L'événement c'est Pierre Michel Menger qui le crée avec un véritable pavé dans la mare. Le Paradoxe du musicien (Flammarion) s'attaque au problème fondamental de la musique : la relation entre le compositeur et son public. Et, dans le domaine de la création contemporaine, on sait que la crise est aiguë.

Claude Glayman

Opéra

La fascination

Depuis le début des années 70, l'opéra connaît un regain de faveur. Un phénomène de mode, a-t-on d'abord pensé, et qui ne durera pas. Il a bien fallu se rendre à l'évidence : l'engouement persiste et, dans le monde entier, les théâtres lyriques sont de plus en plus fréquentés par une jeune génération de spectateurs. Définir ce nouveau public pose un problème tant les motivations sont différentes : un public de passionnés de la voix, d'abord, fasciné à tort ou à raison par les nouvelles idoles qui sont proposées à son culte ; un autre, attiré par les mises en scène (là encore, un phénomène relativement récent : rappelons-nous le scandale déclenché, en 1975, par le Faust signé Jorge Lavelli dans un palais Garnier à peine sorti de la domination de « régisseurs » qui se contentaient de régler entrées et sorties, une querelle dont aujourd'hui encore on perçoit des échos). Et la vogue du film d'opéra montre à quel point cet enthousiasme est réel.

L'année lyrique 1984 a été d'une grande richesse, en France comme à l'étranger, et ce malgré une crise économique générale qui n'a pas manqué d'imposer ses contraintes à des spectacles dont le prix de revient, excessif, ne cesse d'augmenter.
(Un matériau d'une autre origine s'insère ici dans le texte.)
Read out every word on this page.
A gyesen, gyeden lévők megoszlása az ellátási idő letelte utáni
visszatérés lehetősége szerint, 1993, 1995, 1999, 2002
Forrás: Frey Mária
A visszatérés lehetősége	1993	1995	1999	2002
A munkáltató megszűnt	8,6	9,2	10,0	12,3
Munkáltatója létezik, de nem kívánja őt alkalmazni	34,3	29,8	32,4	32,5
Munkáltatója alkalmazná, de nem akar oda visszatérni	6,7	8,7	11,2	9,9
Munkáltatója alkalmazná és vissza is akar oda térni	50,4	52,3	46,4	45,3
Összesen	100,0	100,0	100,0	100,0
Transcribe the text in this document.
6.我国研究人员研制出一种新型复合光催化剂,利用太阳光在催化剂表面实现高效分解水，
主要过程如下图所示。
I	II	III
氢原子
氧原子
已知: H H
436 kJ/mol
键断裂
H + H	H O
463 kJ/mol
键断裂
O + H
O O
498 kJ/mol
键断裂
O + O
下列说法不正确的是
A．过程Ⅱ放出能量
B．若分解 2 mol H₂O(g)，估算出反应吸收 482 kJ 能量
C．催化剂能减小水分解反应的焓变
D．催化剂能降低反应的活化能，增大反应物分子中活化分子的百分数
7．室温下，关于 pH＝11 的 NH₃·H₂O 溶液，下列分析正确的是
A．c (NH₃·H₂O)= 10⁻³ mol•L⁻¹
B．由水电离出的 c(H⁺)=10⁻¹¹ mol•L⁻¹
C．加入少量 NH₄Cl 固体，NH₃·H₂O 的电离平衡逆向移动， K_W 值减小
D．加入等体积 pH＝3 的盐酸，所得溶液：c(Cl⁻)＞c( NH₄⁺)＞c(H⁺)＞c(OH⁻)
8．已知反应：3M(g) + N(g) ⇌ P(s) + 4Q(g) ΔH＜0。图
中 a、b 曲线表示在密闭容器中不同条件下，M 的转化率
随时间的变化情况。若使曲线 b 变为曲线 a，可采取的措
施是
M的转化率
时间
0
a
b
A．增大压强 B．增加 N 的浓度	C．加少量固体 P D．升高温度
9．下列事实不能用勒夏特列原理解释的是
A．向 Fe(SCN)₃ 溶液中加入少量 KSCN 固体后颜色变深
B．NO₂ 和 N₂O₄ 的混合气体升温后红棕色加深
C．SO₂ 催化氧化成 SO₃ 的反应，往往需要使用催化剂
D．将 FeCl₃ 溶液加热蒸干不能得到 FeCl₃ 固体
En vedette cette année, on retrouve Carmen aux arènes de Vérone, aux Chorégies d'Orange, à Cologne, dans une excellente production de Jean-Pierre Ponnelle. Mais, la vogue du film d'opéra continuant de plus belle, Carmen, c'est avant tout l'héroïne du film de Francesco Rosi. Toute la France a pour Julia Migenes Johnson (actrice stupéfiante mais, avouons-le, piètre chanteuse) les yeux de Placido Domingo. Les chiffres sont éloquents : au 31 août, plus de deux millions de spectateurs, 95 000 coffrets de la bande originale vendus, et ce pour la France seulement.

En avril, Aida inaugure les spectacles lyriques du nouveau palais omnisports de Bercy, dans une réalisation solide et de bon goût de Vittorio Rossi, qui fera en juillet les beaux soirs des arènes de Nîmes sous la direction musicale du même maître d'œuvre, Michel Plasson. À Vienne et à Londres, en revanche, malgré le Radamès de Luciano Pavarotti, les foudres des spectateurs n'épargnent pas le chef d'orchestre Lorin Maazel d'une part, de l'autre le metteur en scène Jean-Pierre Ponnelle et la pitoyable Aida de Katia Ricciarelli. Mais les trompettes font toujours recette, comme le prouve la récente reprise du film tourné au début des années 50 avec, dans le rôle-titre, Sofia Loren... doublée, pour le chant, par Renata Tebaldi.

Hans Werner Henze n'est pas seulement l'auteur de la musique du dernier film d'Alain Resnais, l'Amour à mort. La salle Favart a présenté en création française son dernier opéra, la Chatte anglaise. Une distribution en majeure partie française et très satisfaisante et un spectacle de qualité n'ont pas empêché l'auditoire de déserter le théâtre avant la fin et de regretter les mêmes amours contées par le groupe TSE. En revanche, Nancy a fait, au mois d'avril, un accueil chaleureux à Boulevard Solitude. Clin d'œil rétro aux années 50, décors de Pizzi, costumes de Marc Bohan, mise en scène d'Antoine Bourseiller : le comble du bon chic bon genre. Événement mondain ou véritable rencontre avec une partition qui ne subit pas les outrages du temps ? Réponse, peut-être, à l'occasion de la reprise, en 85 au TMP.

Pier Luigi Pizzi a été distingué par le syndicat de la critique dramatique et musicale. La reprise de la Khovanstchina au TMP dans la production présentée à Genève en 1882, les décors de Boulevard Solitude à Nancy et, au Mai musical florentin, un insolite Orfeo de Monteverdi, revu et corrigé avec la complicité de Luciano Berio et Luca Ronconi, montrent son éclectisme, de même qu'une vision superbe et contestable d'Alceste de Gluck à Genève. Mais Norma, toujours sur la première scène suisse, et auparavant les Capulets et les Montaigus à Covent Garden sous la direction de Riccardo Muti, la reprise de Lucia di Lammermoor à la Scala et le Comte Ory au festival de Pesaro ont confirmé que l'univers romantique s'accorde au mieux avec le goût inimitable de l'un de nos meilleurs scénographes.